Wir tragen ja die Hauptlast bei der Unterbringung geflüchteter Menschen. Da glaube ich, dass es dem Bund sehr gut anstehen würde, wenn er uns so ausstattet, dass wir das tragen können. Da geht es nicht nur um die Umsetzung, denn die bekommen wir hin. Die finanzielle Unterstützung lässt zu wünschen übrig. Auf das Land bezogen, ist die Kinderbetreuung ein Problem. Nachdem der Rechtsanspruch auf einen Ganztagsbetreuungsplatz für Grundschulkinder mal eben beschlossen wurde, sehe ich da auch das Land in der Pflicht, finanzielle Unterstützung zu geben. Wie diese aussehen soll, ist aber noch völlig offen. Deshalb habe ich erhebliche Zweifel, ob wir das auf den Stichtag zum Schuljahr 2026/27 hinbekommen.
Die Reformstadt Ostfildern feiert 2025 50-jähriges Bestehen. Wie wird gefeiert?
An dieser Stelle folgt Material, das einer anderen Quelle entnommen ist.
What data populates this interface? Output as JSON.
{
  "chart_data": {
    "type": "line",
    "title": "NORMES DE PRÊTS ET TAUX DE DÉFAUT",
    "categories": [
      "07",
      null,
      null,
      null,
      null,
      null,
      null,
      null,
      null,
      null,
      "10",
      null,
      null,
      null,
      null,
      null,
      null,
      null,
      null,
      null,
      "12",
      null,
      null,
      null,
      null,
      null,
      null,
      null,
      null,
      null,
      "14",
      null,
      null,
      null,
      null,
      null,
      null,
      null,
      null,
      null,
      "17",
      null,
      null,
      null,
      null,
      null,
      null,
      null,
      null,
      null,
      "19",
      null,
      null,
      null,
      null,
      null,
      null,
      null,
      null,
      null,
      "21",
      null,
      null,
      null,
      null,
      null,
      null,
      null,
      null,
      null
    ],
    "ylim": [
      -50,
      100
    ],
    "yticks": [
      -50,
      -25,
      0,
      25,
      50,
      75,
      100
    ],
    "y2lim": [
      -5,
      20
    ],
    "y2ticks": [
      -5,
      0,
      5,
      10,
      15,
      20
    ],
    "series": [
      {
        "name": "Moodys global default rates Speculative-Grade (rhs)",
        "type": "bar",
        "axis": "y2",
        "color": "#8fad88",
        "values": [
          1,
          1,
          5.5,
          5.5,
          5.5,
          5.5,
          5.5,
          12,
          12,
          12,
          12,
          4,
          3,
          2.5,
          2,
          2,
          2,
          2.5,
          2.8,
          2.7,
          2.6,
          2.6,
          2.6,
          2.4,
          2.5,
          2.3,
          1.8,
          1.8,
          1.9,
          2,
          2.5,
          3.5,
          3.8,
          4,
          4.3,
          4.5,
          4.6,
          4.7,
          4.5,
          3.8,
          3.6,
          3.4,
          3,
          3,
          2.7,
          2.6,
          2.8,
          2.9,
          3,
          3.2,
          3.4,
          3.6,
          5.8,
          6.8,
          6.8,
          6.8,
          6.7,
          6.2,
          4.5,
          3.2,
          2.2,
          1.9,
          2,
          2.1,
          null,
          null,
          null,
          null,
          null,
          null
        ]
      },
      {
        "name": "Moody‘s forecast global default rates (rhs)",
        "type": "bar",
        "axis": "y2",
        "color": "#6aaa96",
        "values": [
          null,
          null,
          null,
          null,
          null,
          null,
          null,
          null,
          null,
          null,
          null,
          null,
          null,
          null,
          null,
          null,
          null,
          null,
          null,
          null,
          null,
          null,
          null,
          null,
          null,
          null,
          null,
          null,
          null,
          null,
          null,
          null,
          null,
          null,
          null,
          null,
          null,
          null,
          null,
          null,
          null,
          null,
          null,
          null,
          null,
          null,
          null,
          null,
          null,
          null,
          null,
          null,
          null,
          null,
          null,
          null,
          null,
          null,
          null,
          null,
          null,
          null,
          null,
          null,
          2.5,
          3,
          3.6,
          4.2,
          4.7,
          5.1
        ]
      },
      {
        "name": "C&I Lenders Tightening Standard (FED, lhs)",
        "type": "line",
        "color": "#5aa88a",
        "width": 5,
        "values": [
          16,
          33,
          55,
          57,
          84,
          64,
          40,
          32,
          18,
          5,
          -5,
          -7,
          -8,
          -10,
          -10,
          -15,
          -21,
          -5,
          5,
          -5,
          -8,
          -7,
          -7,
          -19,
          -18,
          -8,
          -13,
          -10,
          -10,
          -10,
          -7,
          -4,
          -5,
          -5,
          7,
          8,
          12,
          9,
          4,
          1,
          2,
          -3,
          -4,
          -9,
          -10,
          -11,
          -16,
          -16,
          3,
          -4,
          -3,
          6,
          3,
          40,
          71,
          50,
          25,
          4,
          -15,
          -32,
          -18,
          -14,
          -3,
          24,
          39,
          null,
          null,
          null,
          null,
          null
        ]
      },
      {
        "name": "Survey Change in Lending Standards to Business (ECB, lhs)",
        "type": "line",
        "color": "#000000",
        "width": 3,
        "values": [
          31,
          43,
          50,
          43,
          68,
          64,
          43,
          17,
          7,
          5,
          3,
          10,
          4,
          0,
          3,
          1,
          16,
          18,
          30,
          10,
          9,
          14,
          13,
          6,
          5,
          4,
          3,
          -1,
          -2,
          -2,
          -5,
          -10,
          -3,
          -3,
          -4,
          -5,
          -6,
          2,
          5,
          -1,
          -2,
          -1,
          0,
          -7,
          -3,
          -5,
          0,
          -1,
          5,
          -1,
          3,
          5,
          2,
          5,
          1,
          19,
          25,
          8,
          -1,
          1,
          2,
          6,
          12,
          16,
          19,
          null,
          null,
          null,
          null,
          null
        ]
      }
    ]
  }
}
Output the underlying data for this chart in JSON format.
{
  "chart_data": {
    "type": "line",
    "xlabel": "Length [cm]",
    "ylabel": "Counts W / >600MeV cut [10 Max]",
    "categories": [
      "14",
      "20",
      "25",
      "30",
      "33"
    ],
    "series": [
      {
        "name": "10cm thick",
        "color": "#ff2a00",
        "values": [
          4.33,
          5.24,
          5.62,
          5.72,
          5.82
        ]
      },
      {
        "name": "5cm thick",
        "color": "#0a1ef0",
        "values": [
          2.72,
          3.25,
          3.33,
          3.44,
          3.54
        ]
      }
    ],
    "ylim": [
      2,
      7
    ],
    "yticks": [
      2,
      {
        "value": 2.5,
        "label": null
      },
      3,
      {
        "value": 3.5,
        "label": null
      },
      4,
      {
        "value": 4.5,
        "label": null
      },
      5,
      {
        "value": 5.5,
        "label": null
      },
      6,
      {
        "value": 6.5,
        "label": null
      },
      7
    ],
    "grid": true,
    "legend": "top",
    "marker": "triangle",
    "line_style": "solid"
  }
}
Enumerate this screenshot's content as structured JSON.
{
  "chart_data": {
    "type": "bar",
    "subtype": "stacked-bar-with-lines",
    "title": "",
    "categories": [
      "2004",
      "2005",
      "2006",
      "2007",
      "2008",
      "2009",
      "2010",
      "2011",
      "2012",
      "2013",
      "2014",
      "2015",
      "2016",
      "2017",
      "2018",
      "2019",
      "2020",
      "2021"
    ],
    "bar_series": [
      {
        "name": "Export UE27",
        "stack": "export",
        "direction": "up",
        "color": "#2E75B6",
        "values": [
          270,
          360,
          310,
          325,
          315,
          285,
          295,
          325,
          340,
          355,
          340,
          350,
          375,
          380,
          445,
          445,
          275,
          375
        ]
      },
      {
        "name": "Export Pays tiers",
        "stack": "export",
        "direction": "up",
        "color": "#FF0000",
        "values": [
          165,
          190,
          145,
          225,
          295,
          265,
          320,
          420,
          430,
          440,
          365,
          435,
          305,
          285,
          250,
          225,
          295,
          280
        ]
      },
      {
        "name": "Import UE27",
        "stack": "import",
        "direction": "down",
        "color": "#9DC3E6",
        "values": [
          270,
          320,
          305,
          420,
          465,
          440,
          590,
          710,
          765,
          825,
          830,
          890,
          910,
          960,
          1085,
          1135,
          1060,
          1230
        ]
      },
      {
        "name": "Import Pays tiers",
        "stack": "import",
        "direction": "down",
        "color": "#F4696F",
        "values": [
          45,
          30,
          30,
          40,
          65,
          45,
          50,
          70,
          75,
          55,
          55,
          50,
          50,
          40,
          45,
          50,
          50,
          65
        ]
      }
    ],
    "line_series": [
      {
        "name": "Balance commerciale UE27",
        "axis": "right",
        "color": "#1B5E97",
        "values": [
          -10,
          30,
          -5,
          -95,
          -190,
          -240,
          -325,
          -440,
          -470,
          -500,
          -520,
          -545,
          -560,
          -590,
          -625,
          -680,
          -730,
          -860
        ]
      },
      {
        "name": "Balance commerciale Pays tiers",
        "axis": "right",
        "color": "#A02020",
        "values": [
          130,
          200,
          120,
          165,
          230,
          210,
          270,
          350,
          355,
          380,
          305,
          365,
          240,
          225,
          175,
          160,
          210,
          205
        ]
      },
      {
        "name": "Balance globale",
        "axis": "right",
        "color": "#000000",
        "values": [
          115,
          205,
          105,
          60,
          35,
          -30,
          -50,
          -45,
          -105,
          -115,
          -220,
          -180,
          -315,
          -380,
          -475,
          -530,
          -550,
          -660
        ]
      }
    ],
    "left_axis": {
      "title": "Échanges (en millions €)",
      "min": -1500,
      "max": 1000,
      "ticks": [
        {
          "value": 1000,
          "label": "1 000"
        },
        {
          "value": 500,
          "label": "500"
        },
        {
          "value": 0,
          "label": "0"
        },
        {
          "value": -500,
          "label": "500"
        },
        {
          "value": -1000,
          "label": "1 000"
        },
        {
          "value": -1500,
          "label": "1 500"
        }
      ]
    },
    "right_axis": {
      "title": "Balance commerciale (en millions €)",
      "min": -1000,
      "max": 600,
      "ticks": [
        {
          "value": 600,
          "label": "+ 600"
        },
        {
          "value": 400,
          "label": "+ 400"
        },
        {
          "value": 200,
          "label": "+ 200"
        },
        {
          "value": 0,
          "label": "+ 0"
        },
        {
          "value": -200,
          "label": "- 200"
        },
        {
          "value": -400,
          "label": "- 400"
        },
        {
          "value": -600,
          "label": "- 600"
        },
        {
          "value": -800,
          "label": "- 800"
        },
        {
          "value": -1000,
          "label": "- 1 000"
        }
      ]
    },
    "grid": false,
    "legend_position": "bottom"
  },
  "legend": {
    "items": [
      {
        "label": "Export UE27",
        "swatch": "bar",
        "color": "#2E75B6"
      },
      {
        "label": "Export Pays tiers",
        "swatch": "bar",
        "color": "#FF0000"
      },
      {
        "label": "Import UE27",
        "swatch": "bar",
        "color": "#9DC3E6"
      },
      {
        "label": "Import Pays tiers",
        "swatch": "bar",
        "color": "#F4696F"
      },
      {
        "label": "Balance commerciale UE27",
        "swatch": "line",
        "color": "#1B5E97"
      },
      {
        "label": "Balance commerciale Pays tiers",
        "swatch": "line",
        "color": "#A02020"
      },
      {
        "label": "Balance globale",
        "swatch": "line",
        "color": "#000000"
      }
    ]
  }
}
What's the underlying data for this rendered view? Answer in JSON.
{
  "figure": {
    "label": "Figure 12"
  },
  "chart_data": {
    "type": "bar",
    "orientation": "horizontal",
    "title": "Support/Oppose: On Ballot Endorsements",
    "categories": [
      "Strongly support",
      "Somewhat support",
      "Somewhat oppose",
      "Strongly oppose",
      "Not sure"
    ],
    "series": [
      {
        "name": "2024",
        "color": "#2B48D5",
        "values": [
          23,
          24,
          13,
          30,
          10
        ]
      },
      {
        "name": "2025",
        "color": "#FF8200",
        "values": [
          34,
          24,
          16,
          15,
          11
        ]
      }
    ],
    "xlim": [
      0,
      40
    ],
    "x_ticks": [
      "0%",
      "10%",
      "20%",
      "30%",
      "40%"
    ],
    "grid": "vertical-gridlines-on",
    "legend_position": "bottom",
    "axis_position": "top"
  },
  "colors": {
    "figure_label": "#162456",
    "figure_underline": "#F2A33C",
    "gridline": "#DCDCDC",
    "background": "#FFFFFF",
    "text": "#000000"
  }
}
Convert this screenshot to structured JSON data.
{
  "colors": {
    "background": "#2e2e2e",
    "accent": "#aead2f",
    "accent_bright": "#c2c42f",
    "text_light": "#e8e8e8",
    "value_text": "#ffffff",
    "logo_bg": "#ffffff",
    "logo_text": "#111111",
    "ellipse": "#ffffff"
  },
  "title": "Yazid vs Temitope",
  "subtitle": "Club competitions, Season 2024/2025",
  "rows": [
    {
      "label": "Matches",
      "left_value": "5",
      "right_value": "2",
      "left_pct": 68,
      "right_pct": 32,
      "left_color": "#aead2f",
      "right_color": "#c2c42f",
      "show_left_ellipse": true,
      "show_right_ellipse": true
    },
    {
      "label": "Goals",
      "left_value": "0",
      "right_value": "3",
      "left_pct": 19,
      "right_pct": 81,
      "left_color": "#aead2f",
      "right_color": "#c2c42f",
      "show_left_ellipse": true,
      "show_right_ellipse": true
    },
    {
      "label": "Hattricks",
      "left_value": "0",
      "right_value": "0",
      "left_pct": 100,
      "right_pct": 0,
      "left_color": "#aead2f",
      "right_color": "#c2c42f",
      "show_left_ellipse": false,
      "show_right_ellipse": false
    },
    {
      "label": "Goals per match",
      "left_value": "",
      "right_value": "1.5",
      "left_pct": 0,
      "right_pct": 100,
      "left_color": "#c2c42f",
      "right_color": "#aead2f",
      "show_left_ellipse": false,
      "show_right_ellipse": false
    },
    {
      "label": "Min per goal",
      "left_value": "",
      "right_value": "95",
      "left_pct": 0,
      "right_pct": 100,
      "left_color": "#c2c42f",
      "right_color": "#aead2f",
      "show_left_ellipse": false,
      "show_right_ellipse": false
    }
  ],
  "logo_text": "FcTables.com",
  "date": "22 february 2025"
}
Wir planen am 12. und 13. Juli ein Festwochenende, aber dabei soll es nicht bleiben. Wir wollen das ganze Jahr über die Vielfalt der Stadt zeigen. Vereine, Organisationen und Kirchen bringen sich in das Festjahr ein. Was ich besonders charmant finde, ist die Idee, in jedem Stadtteil einen kleinen Platz zu verschönern und damit etwas Bleibendes zu schaffen. So bleibt etwas vom Jubiläum. Diese Idee hat mich sehr überzeugt.
Was würden Sie Ostfildern für die nächsten 50 Jahre wünschen?
Ich wünsche mir, dass wir weiterhin eine engagierte und solidarische Stadtgesellschaft bleiben. Wir sollten uns bewahren, dass wir uns an vielen Stellen für andere Menschen einbringen. Gleichzeitig sind wir eine Stadt, die sich dynamisch entwickelt. Das sollte aber so behutsam geschehen, dass auch das Besondere von Ostfildern erhalten bleibt, nämlich die Verbindung von Stadt und Natur. Wenn das in 50 Jahren noch so ist, haben die jetzigen Kommunalpolitiker und ihre Nachfolger vieles richtig gemacht.
Aufgaben des Oberbürgermeisters
Biografisches
Christof Bolay, Jahrgang 1968, ist seit 2005 Oberbürgermeister Ostfilderns. Davor war der Literatur- und Politikwissenschaftler im baden-württembergischen Wirtschaftsministerium und im Büro des Bundesgeschäftsführers der SPD in Berlin tätig.
Aufgaben
Neben repräsentativen Aufgaben in der Reformstadt mit 40 000 Einwohnern sind dem OB folgende Fachbereiche unterstellt: Bürgerservice, Bildung und Betreuung, Kultur und Soziales Miteinander sowie das Rechnungsprüfungsamt, OB-Büro.